These pictures show the PCB of a noname 4 lane cable (left) and a 2 lane HP cable (right). As you can see the layout is the same. In the center there are the sideband pins and on the each side there is a SATA dataline pair surrounded by GND. The HP cable had the sideband connected, I desoldered them, nothing changed. Also all wires had connection from one end to another.
As to be expected, no further noticeable difference between them.
The project was in such a horrible state that the occasionally heavy drinking started to become occasionally more often!
At last on the list was the controller, although I seriously doubted that it could be the root cause.

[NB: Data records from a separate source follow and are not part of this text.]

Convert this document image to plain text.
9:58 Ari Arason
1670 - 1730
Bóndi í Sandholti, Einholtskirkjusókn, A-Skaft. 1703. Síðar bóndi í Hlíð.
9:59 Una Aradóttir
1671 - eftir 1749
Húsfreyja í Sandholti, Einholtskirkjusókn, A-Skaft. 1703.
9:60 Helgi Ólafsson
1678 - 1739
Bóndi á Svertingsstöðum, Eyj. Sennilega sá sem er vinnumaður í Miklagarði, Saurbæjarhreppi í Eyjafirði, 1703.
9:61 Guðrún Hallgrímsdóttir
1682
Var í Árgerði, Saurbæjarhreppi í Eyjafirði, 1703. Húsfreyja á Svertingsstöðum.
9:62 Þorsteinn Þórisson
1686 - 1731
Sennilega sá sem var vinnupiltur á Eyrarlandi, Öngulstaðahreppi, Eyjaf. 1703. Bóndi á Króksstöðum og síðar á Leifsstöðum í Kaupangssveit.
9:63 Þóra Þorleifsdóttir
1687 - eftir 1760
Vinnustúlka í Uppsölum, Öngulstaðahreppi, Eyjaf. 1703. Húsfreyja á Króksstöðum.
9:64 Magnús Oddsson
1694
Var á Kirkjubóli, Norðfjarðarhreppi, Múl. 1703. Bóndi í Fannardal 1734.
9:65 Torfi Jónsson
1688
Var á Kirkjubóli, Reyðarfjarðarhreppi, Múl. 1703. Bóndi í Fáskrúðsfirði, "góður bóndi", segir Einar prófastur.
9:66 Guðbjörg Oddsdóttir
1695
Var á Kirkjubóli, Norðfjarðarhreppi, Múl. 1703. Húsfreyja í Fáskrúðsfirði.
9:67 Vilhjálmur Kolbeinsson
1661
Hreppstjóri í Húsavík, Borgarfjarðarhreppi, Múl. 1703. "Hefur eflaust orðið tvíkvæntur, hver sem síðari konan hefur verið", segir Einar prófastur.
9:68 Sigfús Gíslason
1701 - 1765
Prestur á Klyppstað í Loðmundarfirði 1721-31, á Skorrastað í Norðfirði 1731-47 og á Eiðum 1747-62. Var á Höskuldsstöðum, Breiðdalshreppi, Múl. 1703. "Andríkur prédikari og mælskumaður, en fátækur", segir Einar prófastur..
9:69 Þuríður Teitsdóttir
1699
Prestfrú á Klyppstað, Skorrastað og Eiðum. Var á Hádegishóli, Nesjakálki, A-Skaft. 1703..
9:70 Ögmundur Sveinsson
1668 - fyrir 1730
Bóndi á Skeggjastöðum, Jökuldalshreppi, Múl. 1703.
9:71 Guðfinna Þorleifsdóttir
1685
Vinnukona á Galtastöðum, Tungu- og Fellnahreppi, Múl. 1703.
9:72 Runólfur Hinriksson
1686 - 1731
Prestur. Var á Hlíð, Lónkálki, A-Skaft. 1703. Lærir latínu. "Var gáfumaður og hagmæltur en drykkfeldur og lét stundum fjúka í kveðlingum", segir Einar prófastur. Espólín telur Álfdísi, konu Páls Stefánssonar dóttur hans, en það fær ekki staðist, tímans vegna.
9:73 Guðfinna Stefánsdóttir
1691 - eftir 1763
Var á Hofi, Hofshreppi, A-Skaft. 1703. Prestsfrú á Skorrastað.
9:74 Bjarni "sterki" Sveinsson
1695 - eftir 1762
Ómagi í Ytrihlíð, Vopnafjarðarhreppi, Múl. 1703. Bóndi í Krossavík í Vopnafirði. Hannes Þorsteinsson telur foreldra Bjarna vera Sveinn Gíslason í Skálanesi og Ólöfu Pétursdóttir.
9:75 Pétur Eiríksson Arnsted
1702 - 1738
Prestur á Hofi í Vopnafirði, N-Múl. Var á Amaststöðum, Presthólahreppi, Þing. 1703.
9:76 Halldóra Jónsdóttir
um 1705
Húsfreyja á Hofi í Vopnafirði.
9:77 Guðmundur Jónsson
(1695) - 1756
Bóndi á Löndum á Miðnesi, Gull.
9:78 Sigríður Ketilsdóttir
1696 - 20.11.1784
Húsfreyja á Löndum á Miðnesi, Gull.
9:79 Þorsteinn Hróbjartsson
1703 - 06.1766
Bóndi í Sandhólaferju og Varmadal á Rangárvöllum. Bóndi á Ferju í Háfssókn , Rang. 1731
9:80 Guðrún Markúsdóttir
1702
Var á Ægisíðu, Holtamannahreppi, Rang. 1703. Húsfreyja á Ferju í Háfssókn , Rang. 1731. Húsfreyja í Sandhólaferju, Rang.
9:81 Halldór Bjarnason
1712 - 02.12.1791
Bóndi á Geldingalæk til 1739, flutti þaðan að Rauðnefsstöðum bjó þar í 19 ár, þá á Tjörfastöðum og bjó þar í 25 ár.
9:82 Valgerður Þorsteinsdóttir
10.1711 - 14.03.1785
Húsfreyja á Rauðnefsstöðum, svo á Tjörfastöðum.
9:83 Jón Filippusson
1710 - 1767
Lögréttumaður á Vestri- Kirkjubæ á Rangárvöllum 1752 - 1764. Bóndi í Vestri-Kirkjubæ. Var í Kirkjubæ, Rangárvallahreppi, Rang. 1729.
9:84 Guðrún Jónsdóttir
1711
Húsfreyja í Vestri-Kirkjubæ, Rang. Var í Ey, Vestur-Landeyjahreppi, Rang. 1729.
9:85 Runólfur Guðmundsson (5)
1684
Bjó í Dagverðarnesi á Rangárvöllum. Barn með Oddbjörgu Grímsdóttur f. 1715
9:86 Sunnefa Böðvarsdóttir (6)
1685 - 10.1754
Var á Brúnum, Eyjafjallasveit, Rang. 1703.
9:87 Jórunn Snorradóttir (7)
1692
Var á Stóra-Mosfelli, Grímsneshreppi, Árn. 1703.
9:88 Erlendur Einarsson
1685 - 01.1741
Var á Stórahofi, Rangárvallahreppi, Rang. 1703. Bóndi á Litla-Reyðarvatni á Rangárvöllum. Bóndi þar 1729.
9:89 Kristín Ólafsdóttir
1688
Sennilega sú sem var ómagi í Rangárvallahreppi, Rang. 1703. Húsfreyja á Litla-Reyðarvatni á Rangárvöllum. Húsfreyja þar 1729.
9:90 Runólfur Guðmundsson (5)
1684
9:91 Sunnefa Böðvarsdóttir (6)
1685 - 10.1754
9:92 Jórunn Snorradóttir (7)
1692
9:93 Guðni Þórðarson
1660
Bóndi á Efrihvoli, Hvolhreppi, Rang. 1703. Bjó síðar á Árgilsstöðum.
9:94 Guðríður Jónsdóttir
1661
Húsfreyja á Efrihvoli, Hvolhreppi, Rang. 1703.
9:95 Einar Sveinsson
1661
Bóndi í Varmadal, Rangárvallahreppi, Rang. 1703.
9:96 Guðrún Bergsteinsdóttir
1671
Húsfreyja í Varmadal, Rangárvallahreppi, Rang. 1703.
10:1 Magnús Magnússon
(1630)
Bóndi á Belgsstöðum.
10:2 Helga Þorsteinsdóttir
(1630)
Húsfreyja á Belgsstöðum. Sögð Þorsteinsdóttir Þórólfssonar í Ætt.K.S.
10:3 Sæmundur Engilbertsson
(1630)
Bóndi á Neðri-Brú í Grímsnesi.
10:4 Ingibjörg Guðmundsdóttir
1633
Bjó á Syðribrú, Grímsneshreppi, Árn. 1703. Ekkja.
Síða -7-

Nevertheless I checked my options.
As mentioned above I use a Marvell 88SE9215 which has no raid capabilities or something like that. The tooling provided by Marvell can only handle their raid controllers and did not even recognize mine. So I spent a night or two going through everything the AHCI driver exposes via sysfs about that controller. Then I read the source code of the AHCI driver and found a Marvell specific option Additionally there is another driver for these controllers which I could try, but honestly I didn’t even want to anymore.
While waiting for the next best time to checkout some other combinations of parameters I talked to a lot of people about this mess.
Most of them avoided successfully to get dragged into this, some other lend me hardware for testing. My partner then told me that she likes the idea of fixing such a problem with money and what would be my options on that. So answered more
or less sarcastically “Well, I could get a cable from a considerable brand which costs 4 times as much”
- “Then you should try that!”
So I paid 45€ (!) for a SATA->SAS cable with all the schibberish I already told you about, plugged it in and it just worked. And it still does…